Sur les chemins de non retour
de Jean-Pierre Otte

critiqué par Voiz'art, le 6 juin 2022
( - 53 ans)


La note:  étoiles
Sur les chemins qui mènent à soi-même
Certains livres sont d’une telle fertilité que lorsqu’on y plonge la tête la première, ils remplissent le vide, délivrent, détruisent insensiblement toute impression d’isolement. On se croyait séparé de tout, en rade, laissé pour compte, et on se retrouve réuni, accordé à tout, au diapason même de l’univers.
Jean-Pierre Otte publie aujourd’hui « Sur les chemins de non-retour ». Voilà un recueil de poèmes magnifique et dense comme un alcool fort. S'ils sont de non-retour, en revanche les chemins nous emmènent quelque part, ailleurs, dans un ailleurs logé en nous-mêmes. Il y à vivre tant de contrées inconnues, d'opportunités, de croisées et de rencontres, sans qu'on revienne jamais à son point de départ,en allant de l'avant, à l'aventure, l'esprit avisé et le vent au visage, avec au ciel «les longs vols en V des grues cendrées qui émigrent vers le Sud comme dans les livres d'images» :

« Celui qui disparaît en lui-même se retrouve
en un pays d'asphodèles et d'ombres enneigées,
où sont des échos bleus qui s'en vont
par ricochets légers dans les lointains.
C'est étrange et déconcertant avant qu'on s'accoutume.»
Il convient d'être circonspect pour en admettre la beauté.»

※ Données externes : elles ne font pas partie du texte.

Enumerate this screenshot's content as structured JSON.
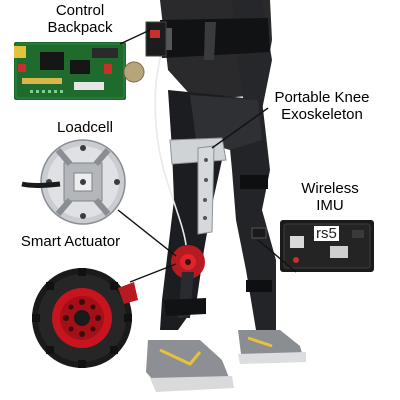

Jean-Pierre Otte est un magicien de mots, de mots drus, doux, lisses, charnels, éclatants de signes et de saveurs, quand le sensible est dans la sensation mais aussi dans ce qui est chargé de sens. Sa poésie est aussi comme celle d'un maraudeur ou d'un braconnier du secret inscrit au cœur même de l'existence, dans une certaine disposition d'esprit, une volonté de se rendre disponible à tout ce qui se présente, ouvert, offert à toutes les occasions, les opportunités, des mouvements d'ouverture. Le poète serait-il de surcroît un pêcheur de perle se laissant

« couler à pic en lui-même
pour trouver l'étroit passage vers ce ciel nocturne
en réplique au-dedans de nous-mêmes, où il y a
sans cesse des scintillements de vers luisants
qui font sans bruit cortège à la nuit des temps ».

Pour Jean-Pierre Otte , et nous, lecteurs, lectrices, avec lui, le temps est venu d'en finir avec l'état de disgrâce, de ne plus se sentir en disparité, en porte-à-faux ou malvenu. C'est un accord à recouvrer, la clé des champs à retrouver, le diapason perdu.